Marina Abramović: Seni Tidak Harus Indah,
Tapi Harus Menampilkan Sesuatu yang Lain
alihbahasa: Kuss Indarto
Perupa Marina Abramović tahun 2025 ini telah memasuki usia 78 tahun.Sekurang-kurangnya 16 penghargaan berlevel internasional direngkuhnya, mulai dari Golden Lion dari Venice Biennale, Italia, tahun 1997 hingga Sonning Prize (Denmark) tahun 2023. Juga ada setidaknya 14 judul buku yang ditulisnya sendiri, berkolaborasi, atau tentang dirinya.
Ya, perempuan kelahiran Serbia, 30 November 1946 ini adalah bintang perupa yang menggeluti seni rupa konseptual dan performance art (seni rupa pertunjukan). Dia banyak mengeksplorasi tubuh sebagai bagian penting karya-karyanya yang telah dikreasinya selama lebih dari empat dasawarsa. Marina menjadi salah satu perupa yang memelopori gagasan baru tentang identitas dengan melibatkan partisipasi penonton, dengan fokus untuk "mengonfrontasi rasa sakit, darah, dan batasan fisik tubuh".

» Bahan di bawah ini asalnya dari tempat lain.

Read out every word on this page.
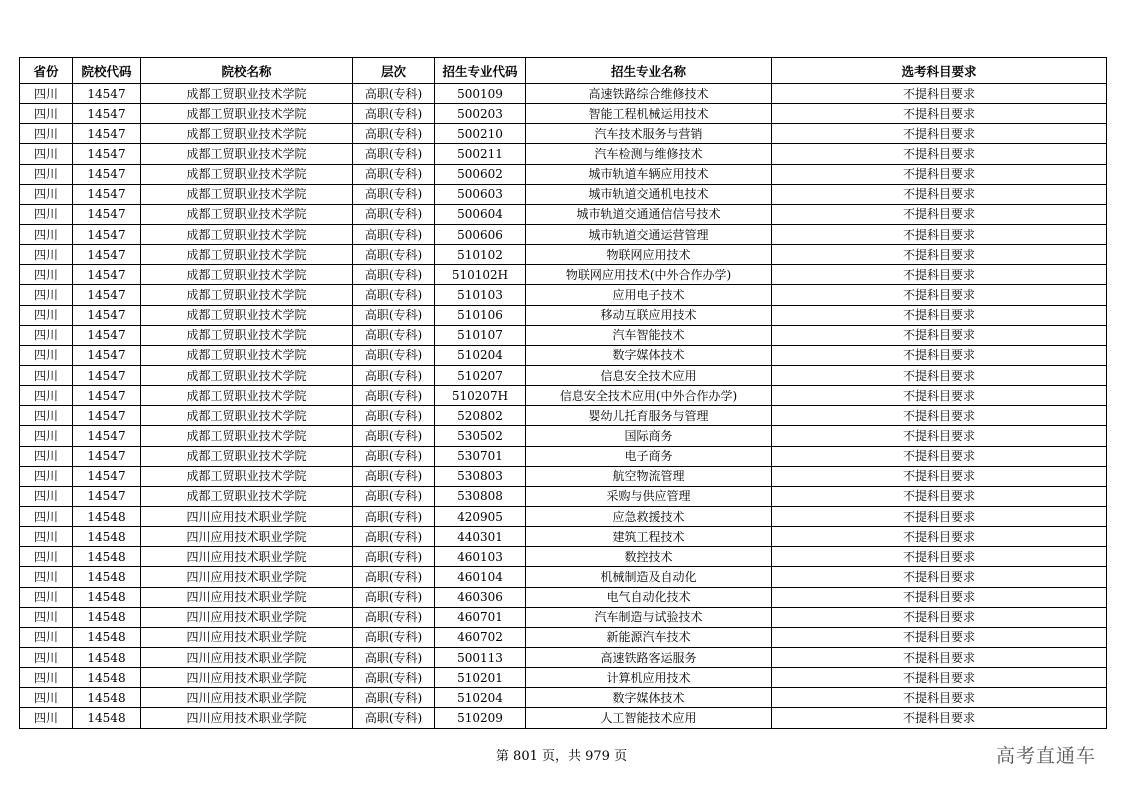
省份	院校代码	院校名称	层次	招生专业代码	招生专业名称	选考科目要求
四川	14547	成都工贸职业技术学院	高职(专科)	500109	高速铁路综合维修技术	不提科目要求
四川	14547	成都工贸职业技术学院	高职(专科)	500203	智能工程机械运用技术	不提科目要求
四川	14547	成都工贸职业技术学院	高职(专科)	500210	汽车技术服务与营销	不提科目要求
四川	14547	成都工贸职业技术学院	高职(专科)	500211	汽车检测与维修技术	不提科目要求
四川	14547	成都工贸职业技术学院	高职(专科)	500602	城市轨道车辆应用技术	不提科目要求
四川	14547	成都工贸职业技术学院	高职(专科)	500603	城市轨道交通机电技术	不提科目要求
四川	14547	成都工贸职业技术学院	高职(专科)	500604	城市轨道交通通信信号技术	不提科目要求
四川	14547	成都工贸职业技术学院	高职(专科)	500606	城市轨道交通运营管理	不提科目要求
四川	14547	成都工贸职业技术学院	高职(专科)	510102	物联网应用技术	不提科目要求
四川	14547	成都工贸职业技术学院	高职(专科)	510102H	物联网应用技术(中外合作办学)	不提科目要求
四川	14547	成都工贸职业技术学院	高职(专科)	510103	应用电子技术	不提科目要求
四川	14547	成都工贸职业技术学院	高职(专科)	510106	移动互联应用技术	不提科目要求
四川	14547	成都工贸职业技术学院	高职(专科)	510107	汽车智能技术	不提科目要求
四川	14547	成都工贸职业技术学院	高职(专科)	510204	数字媒体技术	不提科目要求
四川	14547	成都工贸职业技术学院	高职(专科)	510207	信息安全技术应用	不提科目要求
四川	14547	成都工贸职业技术学院	高职(专科)	510207H	信息安全技术应用(中外合作办学)	不提科目要求
四川	14547	成都工贸职业技术学院	高职(专科)	520802	婴幼儿托育服务与管理	不提科目要求
四川	14547	成都工贸职业技术学院	高职(专科)	530502	国际商务	不提科目要求
四川	14547	成都工贸职业技术学院	高职(专科)	530701	电子商务	不提科目要求
四川	14547	成都工贸职业技术学院	高职(专科)	530803	航空物流管理	不提科目要求
四川	14547	成都工贸职业技术学院	高职(专科)	530808	采购与供应管理	不提科目要求
四川	14548	四川应用技术职业学院	高职(专科)	420905	应急救援技术	不提科目要求
四川	14548	四川应用技术职业学院	高职(专科)	440301	建筑工程技术	不提科目要求
四川	14548	四川应用技术职业学院	高职(专科)	460103	数控技术	不提科目要求
四川	14548	四川应用技术职业学院	高职(专科)	460104	机械制造及自动化	不提科目要求
四川	14548	四川应用技术职业学院	高职(专科)	460306	电气自动化技术	不提科目要求
四川	14548	四川应用技术职业学院	高职(专科)	460701	汽车制造与试验技术	不提科目要求
四川	14548	四川应用技术职业学院	高职(专科)	460702	新能源汽车技术	不提科目要求
四川	14548	四川应用技术职业学院	高职(专科)	500113	高速铁路客运服务	不提科目要求
四川	14548	四川应用技术职业学院	高职(专科)	510201	计算机应用技术	不提科目要求
四川	14548	四川应用技术职业学院	高职(专科)	510204	数字媒体技术	不提科目要求
四川	14548	四川应用技术职业学院	高职(专科)	510209	人工智能技术应用	不提科目要求
第 801 页，共 979 页	高考直通车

Tahun 2023 lalu menandai puncak karier Marina Abramović, yang menjadi perupa perempuan pertama yang mengadakan pameran retrospektif di ruang utama Royal Academy of Arts di London, Inggris.
Dalam survei eponimnya, yakni survei perihal ahli bedah ortopedi Belanda, yang kini dipamerkan di Stedelijk Museum Amsterdam hingga pertengahan Juli 2024, dia menyajikan subyek utama produksi ikon ini, mulai dari patung hingga instalasi, video, fotografi, dan pertunjukan.
Pameran ini juga menampilkan pertunjukan ulang karya-karya penting seperti “Imponderabilia” (1977), di mana publik diundang untuk berjalan melewati dua penari telanjang yang saling berhadapan, dan “The House with the Ocean View” (2002), di mana seorang penari menghabiskan waktu selama 12 hari di sebuah ruangan khusus, tanpa berbicara atau makan. Pameran ini juga memberikan kesempatan untuk berinteraksi dengan “Transitory Objects” karya sang seniman, yang kemudian mendorong Abramović untuk kembali ke Brasil.
Bermaterikan kombinasi beragam bahan seperti kayu, logam, geodes, dan kristal, “Transitory Objects” pertama kali muncul setelah pertunjukan terakhir Abramović dengan mantan pasangan romantis dan artistiknya, Ulay, “The Great Wall Walk” (1988) ketika kedua seniman ini berjalan sejauh 2.500 kilometer di sepanjang Tembok Besar Cina dari ujung yang berlawanan, dan akhirnya bertemu di tengah-tengah.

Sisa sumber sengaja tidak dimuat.